Search code examples
springhibernatetransactionsbatch-processinglarge-data

Spring,Hibernate - Batch processing of large amounts of data with good performance


Imagine you have large amount of data in database approx. ~100Mb. We need to process all data somehow (update or export to somewhere else). How to implement this task with good performance ? How to setup transaction propagation ?

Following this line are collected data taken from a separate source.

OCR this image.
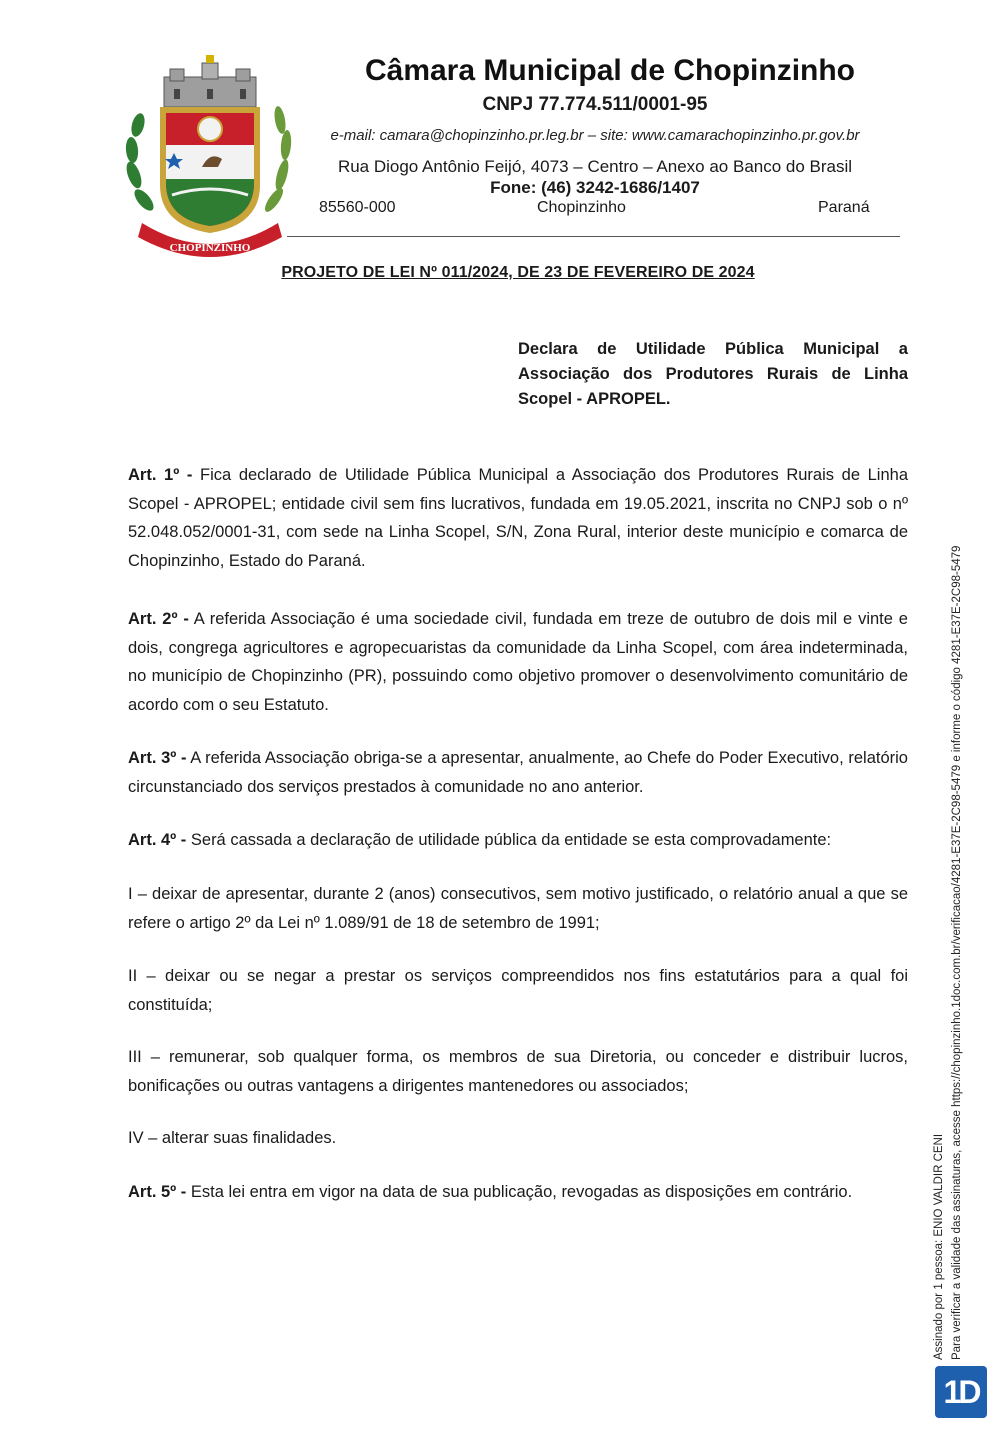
CHOPINZINHO
Câmara Municipal de Chopinzinho
CNPJ 77.774.511/0001-95
e-mail: camara@chopinzinho.pr.leg.br – site: www.camarachopinzinho.pr.gov.br
Rua Diogo Antônio Feijó, 4073 – Centro – Anexo ao Banco do Brasil
Fone: (46) 3242-1686/1407
85560-000	Chopinzinho	Paraná
PROJETO DE LEI Nº 011/2024, DE 23 DE FEVEREIRO DE 2024
Declara de Utilidade Pública Municipal a Associação dos Produtores Rurais de Linha Scopel - APROPEL.
Art. 1º - Fica declarado de Utilidade Pública Municipal a Associação dos Produtores Rurais de Linha Scopel - APROPEL; entidade civil sem fins lucrativos, fundada em 19.05.2021, inscrita no CNPJ sob o nº 52.048.052/0001-31, com sede na Linha Scopel, S/N, Zona Rural, interior deste município e comarca de Chopinzinho, Estado do Paraná.
Art. 2º - A referida Associação é uma sociedade civil, fundada em treze de outubro de dois mil e vinte e dois, congrega agricultores e agropecuaristas da comunidade da Linha Scopel, com área indeterminada, no município de Chopinzinho (PR), possuindo como objetivo promover o desenvolvimento comunitário de acordo com o seu Estatuto.
Art. 3º - A referida Associação obriga-se a apresentar, anualmente, ao Chefe do Poder Executivo, relatório circunstanciado dos serviços prestados à comunidade no ano anterior.
Art. 4º - Será cassada a declaração de utilidade pública da entidade se esta comprovadamente:
I – deixar de apresentar, durante 2 (anos) consecutivos, sem motivo justificado, o relatório anual a que se refere o artigo 2º da Lei nº 1.089/91 de 18 de setembro de 1991;
II – deixar ou se negar a prestar os serviços compreendidos nos fins estatutários para a qual foi constituída;
III – remunerar, sob qualquer forma, os membros de sua Diretoria, ou conceder e distribuir lucros, bonificações ou outras vantagens a dirigentes mantenedores ou associados;
IV – alterar suas finalidades.
Art. 5º - Esta lei entra em vigor na data de sua publicação, revogadas as disposições em contrário.	Assinado por 1 pessoa: ENIO VALDIR CENI Para verificar a validade das assinaturas, acesse https://chopinzinho.1doc.com.br/verificacao/4281-E37E-2C98-5479 e informe o código 4281-E37E-2C98-5479
1D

Example 1# (with bad performance) :

@Singleton
public ServiceBean {

 procesAllData(){

   List<Entity> entityList = dao.findAll();

   for(...){
     process(entity);
   }

 }

 private void process(Entity ent){
  //data processing    
  //saves data back (UPDATE operation) or exports to somewhere else (just READs from DB)
 }

}

What could be improved here ?

In my opinion :

  1. I would set hibernate batch size (see hibernate documentation for batch processing).
  2. I would separated ServiceBean into two Spring beans with different transactions settings. Method processAllData() should run out of transaction, because it operates with large amounts of data and potentional rollback wouldnt be 'quick' (i guess). Method process(Entity entity) would run in transaction - no big thing to make rollback in the case of one data entity.

Do you agree ? Any tips ?


Solution

  • Here are 2 basic strategies:

    1. JDBC batching: set the JDBC batch size, usually somewhere between 20 and 50 (hibernate.jdbc.batch_size). If you are mixing and matching object C/U/D operations, make sure you have Hibernate configured to order inserts and updates, otherwise it won't batch (hibernate.order_inserts and hibernate.order_updates). And when doing batching, it is imperative to make sure you clear() your Session so that you don't run into memory issues during a large transaction.
    2. Concatenated SQL statements: implement the Hibernate Work interface and use your implementation class (or anonymous inner class) to run native SQL against the JDBC connection. Concatenate hand-coded SQL via semicolons (works in most DBs) and then process that SQL via doWork. This strategy allows you to use the Hibernate transaction coordinator while being able to harness the full power of native SQL.

    You will generally find that no matter how fast you can get your OO code, using DB tricks like concatenating SQL statements will be faster.